Peut-être ai-je mal compris. Peut-être... Je me lève, je sors. Ebloui par la lumière crue, je
ferme les yeux un instant. Suffisamment longtemps pour sentir la chaleur ambiante écraser
tout mon être.

Je rouvre les yeux. Les maisons autour de moi semblent brûler à petit feu, comme pour confirmer ce
que je viens d’entendre. Le bitume renvoie une onde de chaleur étourdissante.

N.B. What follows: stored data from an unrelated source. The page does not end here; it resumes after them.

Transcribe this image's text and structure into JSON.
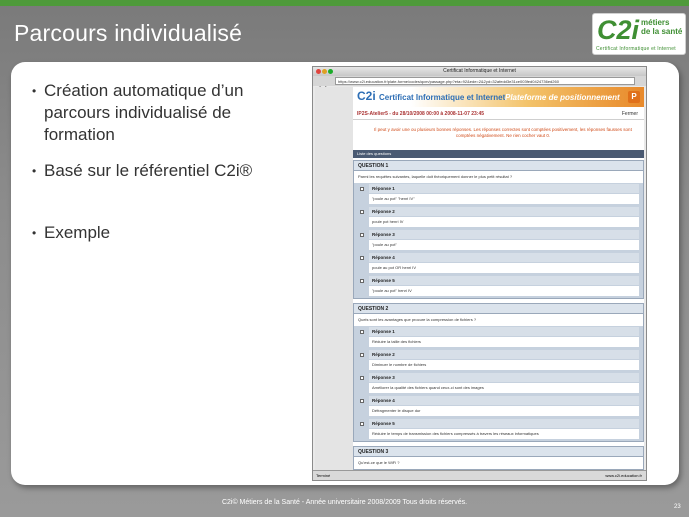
{
  "slide": {
    "title": "Parcours individualisé",
    "page_number": "23",
    "footer": "C2i© Métiers de la Santé - Année universitaire 2008/2009 Tous droits réservés.",
    "accent_color": "#4e9a3a"
  },
  "logo": {
    "mark": "C2i",
    "line1": "métiers",
    "line2": "de la santé",
    "line3": "Certificat Informatique et Internet"
  },
  "bullets": [
    "Création automatique d’un parcours individualisé de formation",
    "Basé sur le référentiel C2i®",
    "Exemple"
  ],
  "browser": {
    "window_title": "Certificat Informatique et Internet",
    "url": "https://www.c2i.education.fr/plate-forme/codes/qcm/passage.php?eta=92&ede=2&2yd=32afedd3e31ce003fed0424736ed260",
    "status_left": "Terminé",
    "status_right": "www.c2i.education.fr"
  },
  "page": {
    "header_logo": "C2i",
    "header_title": "Certificat Informatique et Internet",
    "header_subtitle": "Plateforme de positionnement",
    "header_button": "P",
    "session_title": "IP2S-Atelier5 - du 28/10/2008 00:00 à 2008-11-07 23:45",
    "session_right": "Fermer",
    "notice": "Il peut y avoir une ou plusieurs bonnes réponses. Les réponses correctes sont comptées positivement, les réponses fausses sont comptées négativement. Ne rien cocher vaut 0.",
    "list_header": "Liste des questions"
  },
  "questions": [
    {
      "heading": "QUESTION 1",
      "text": "Parmi les requêtes suivantes, laquelle doit théoriquement donner le plus petit résultat ?",
      "answers": [
        {
          "label": "Réponse 1",
          "value": "\"poule au pot\" \"henri IV\""
        },
        {
          "label": "Réponse 2",
          "value": "poule pot henri IV"
        },
        {
          "label": "Réponse 3",
          "value": "\"poule au pot\""
        },
        {
          "label": "Réponse 4",
          "value": "poule au pot OR henri IV"
        },
        {
          "label": "Réponse 5",
          "value": "\"poule au pot\" henri IV"
        }
      ]
    },
    {
      "heading": "QUESTION 2",
      "text": "Quels sont les avantages que procure la compression de fichiers ?",
      "answers": [
        {
          "label": "Réponse 1",
          "value": "Réduire la taille des fichiers"
        },
        {
          "label": "Réponse 2",
          "value": "Diminuer le nombre de fichiers"
        },
        {
          "label": "Réponse 3",
          "value": "Améliorer la qualité des fichiers quand ceux-ci sont des images"
        },
        {
          "label": "Réponse 4",
          "value": "Défragmenter le disque dur"
        },
        {
          "label": "Réponse 5",
          "value": "Réduire le temps de transmission des fichiers compressés à travers les réseaux informatiques"
        }
      ]
    },
    {
      "heading": "QUESTION 3",
      "text": "Qu'est-ce que le WiFi ?",
      "answers": []
    }
  ]
}
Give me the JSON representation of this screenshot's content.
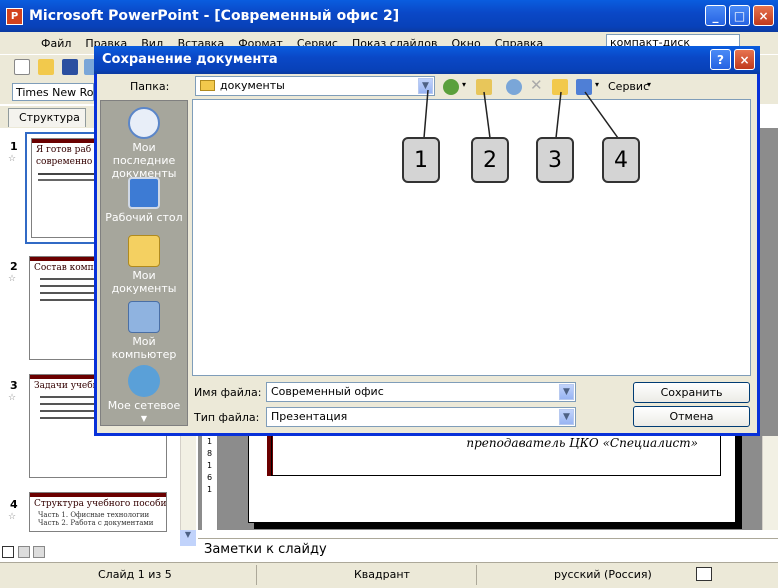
{
  "app": {
    "title": "Microsoft PowerPoint - [Современный офис 2]",
    "window_buttons": [
      "_",
      "□",
      "×"
    ]
  },
  "menu": [
    "Файл",
    "Правка",
    "Вид",
    "Вставка",
    "Формат",
    "Сервис",
    "Показ слайдов",
    "Окно",
    "Справка"
  ],
  "help_box": {
    "value": "компакт-диск"
  },
  "font_box": {
    "value": "Times New Rom"
  },
  "outline_tab": "Структура",
  "slides": [
    {
      "num": "1",
      "title": "Я готов раб",
      "subtitle": "современно"
    },
    {
      "num": "2",
      "title": "Состав комплекта"
    },
    {
      "num": "3",
      "title": "Задачи учебного"
    },
    {
      "num": "4",
      "title": "Структура учебного пособия",
      "lines": [
        "Часть 1. Офисные технологии",
        "Часть 2. Работа с документами"
      ]
    }
  ],
  "slide_text": {
    "line": "преподаватель ЦКО «Специалист»"
  },
  "ruler_labels": [
    "1",
    "8",
    "1",
    "6",
    "1"
  ],
  "notes_placeholder": "Заметки к слайду",
  "status": {
    "slide": "Слайд 1 из 5",
    "design": "Квадрант",
    "language": "русский (Россия)"
  },
  "dialog": {
    "title": "Сохранение документа",
    "help_btn": "?",
    "close_btn": "×",
    "folder_label": "Папка:",
    "folder_value": "документы",
    "service_label": "Сервис",
    "places": [
      {
        "label": "Мои последние документы",
        "icon": "recent-docs-icon"
      },
      {
        "label": "Рабочий стол",
        "icon": "desktop-icon"
      },
      {
        "label": "Мои документы",
        "icon": "my-documents-icon"
      },
      {
        "label": "Мой компьютер",
        "icon": "my-computer-icon"
      },
      {
        "label": "Мое сетевое",
        "icon": "network-icon"
      }
    ],
    "filename_label": "Имя файла:",
    "filename_value": "Современный офис",
    "filetype_label": "Тип файла:",
    "filetype_value": "Презентация",
    "save_btn": "Сохранить",
    "cancel_btn": "Отмена"
  },
  "callouts": [
    "1",
    "2",
    "3",
    "4"
  ],
  "colors": {
    "title_blue": "#0a48c7",
    "dialog_bg": "#ece9d8",
    "places_bg": "#a6a69c",
    "slide_accent": "#6b0000"
  }
}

Une goutte de sueur s’échappe de mes cheveux, dévale ma tempe et ma joue à une lenteur céleste. Je
cherche une ombre. Misérable, elle est là, accrochée à une bâtisse lézardée. Trop mince, je pourrai à
peine m’y abriter.

Les rues sont vides. Les habitants se sont-ils enfuis à l’abri de leur cave, sont-ils littéralement cuits
dans la fournaise ?

Je continue à avancer. Des pas lents. Rechercher l’ombre. J’arrive à la gare. Un train rutilant est là, à
quai. Il faut que j’entre dans ce train. Coquille métallique inhumaine. Mais je n’ai pas le choix. La
seule chose qui m’importe encore est au bout du trajet.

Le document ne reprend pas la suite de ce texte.